Al no haber un equipo dedicado única y exclusivamente a este tipo de violencia, como sucede en el resto de las comisarías nacionales, las afectadas empiezan por hacer cola en los pasillos con el resto de denunciantes para dar cuenta de lo que les ocurrió. La intimidad que se supone debe existir en todos los casos, pero en estos mucho más, queda en entredicho. En este sentido, varios abogados explicaron que sus clientas habían compartido espera con gente bebida que, después de una noche de marcha, acudía a la oficina de denuncias porque habían perdido la cartera debido a la intoxicación etílica.
Tal y como Manuel Teijeiro organizó la comisaría, resulta que un borracho que va a la oficina de denuncias a plantear un hecho, que en muchos casos resulta intrascendente, tiene la misma preferencia que una maltratada, explicaron fuentes sindicales. Es más, añadieron, si tiene siete borrachos delante, debe esperar turno.
La situación generó gran preocupación entre las juezas. Una de ellas, la responsable de violencia de género, ya había recibido en su momento una denuncia de la Confederación Española de Policía (CEP) en la que daba cuenta de la situación. El nefasto funcionamiento de la comisaría, la denuncia sindical, los atestados que llegaban al juzgado, la gestión del último crimen de violencia machista, la negativa repercusión social que estaba el problema y la pasividad de las autoridades competentes motivaron que las juezas llamaran a capítulo al comisario para, entre otras cuestiones, reprenderle por su actitud. De la reunión no trascendieron grandes detalles, si bien parece que las magistradas aprovecharon para abordar otros asuntos.

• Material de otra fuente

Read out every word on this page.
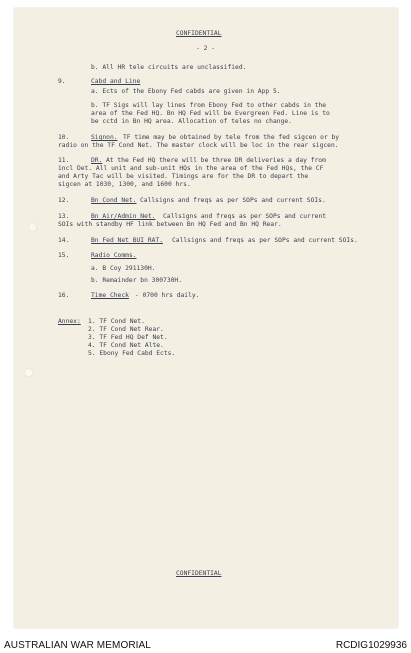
CONFIDENTIAL
- 2 -
b. All HR tele circuits are unclassified.
9.	Cabd and Line
a. Ects of the Ebony Fed cabds are given in App 5.
b. TF Sigs will lay lines from Ebony Fed to other cabds in the
area of the Fed HQ. Bn HQ Fed will be Evergreen Fed. Line is to
be cctd in Bn HQ area. Allocation of teles no change.
10.	Signon. TF time may be obtained by tele from the fed sigcen or by
radio on the TF Cond Net. The master clock will be loc in the rear sigcen.
11.	DR. At the Fed HQ there will be three DR deliveries a day from
incl Det. All unit and sub-unit HQs in the area of the Fed HQs, the CF
and Arty Tac will be visited. Timings are for the DR to depart the
sigcen at 1030, 1300, and 1600 hrs.
12.	Bn Cond Net. Callsigns and freqs as per SOPs and current SOIs.
13.	Bn Air/Admin Net. Callsigns and freqs as per SOPs and current
SOIs with standby HF link between Bn HQ Fed and Bn HQ Rear.
14.	Bn Fed Net BUI RAT. Callsigns and freqs as per SOPs and current SOIs.
15.	Radio Comms.
a. B Coy 291130H.
b. Remainder bn 300730H.
16.	Time Check - 0700 hrs daily.
Annex: 1. TF Cond Net.
2. TF Cond Net Rear.
3. TF Fed HQ Def Net.
4. TF Cond Net Alte.
5. Ebony Fed Cabd Ects.
CONFIDENTIAL
AUSTRALIAN WAR MEMORIAL	RCDIG1029936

A la reunión judicial, el comisario acudió acompañado del subcomisario. El encuentro tuvo una duración de tres horas, según informaron algunas fuentes.
La situación en la comisaría llegó a tal extremo que, cuando desde Madrid fue ofertada una plaza para la Unidad de Prevención, Asistencia y Protección contra los malos tratos (UDAP), en la comisaría de Lugo la rechazaron.
Esta situación se completa con la desaparición del denominado Servicio de Atención a la Familia, grupo que hasta la llegada del comisario funcionaba perfectamente en turnos de mañana y tarde. Varios policías indicaron que el equipo no solo funcionaba sino que cumplía un papel fundamental en los asuntos relacionados con la violencia de género. «Sin embargo, el comisario va y se lo carga», apuntó ayer un funcionario. El citado equipo dejó de existir a finales del mes de noviembre del pasado año. Los agentes que estaban en el mismo fueron distribuidos por otros servicios, algunos de menor importancia que el de maltrato a las mujeres.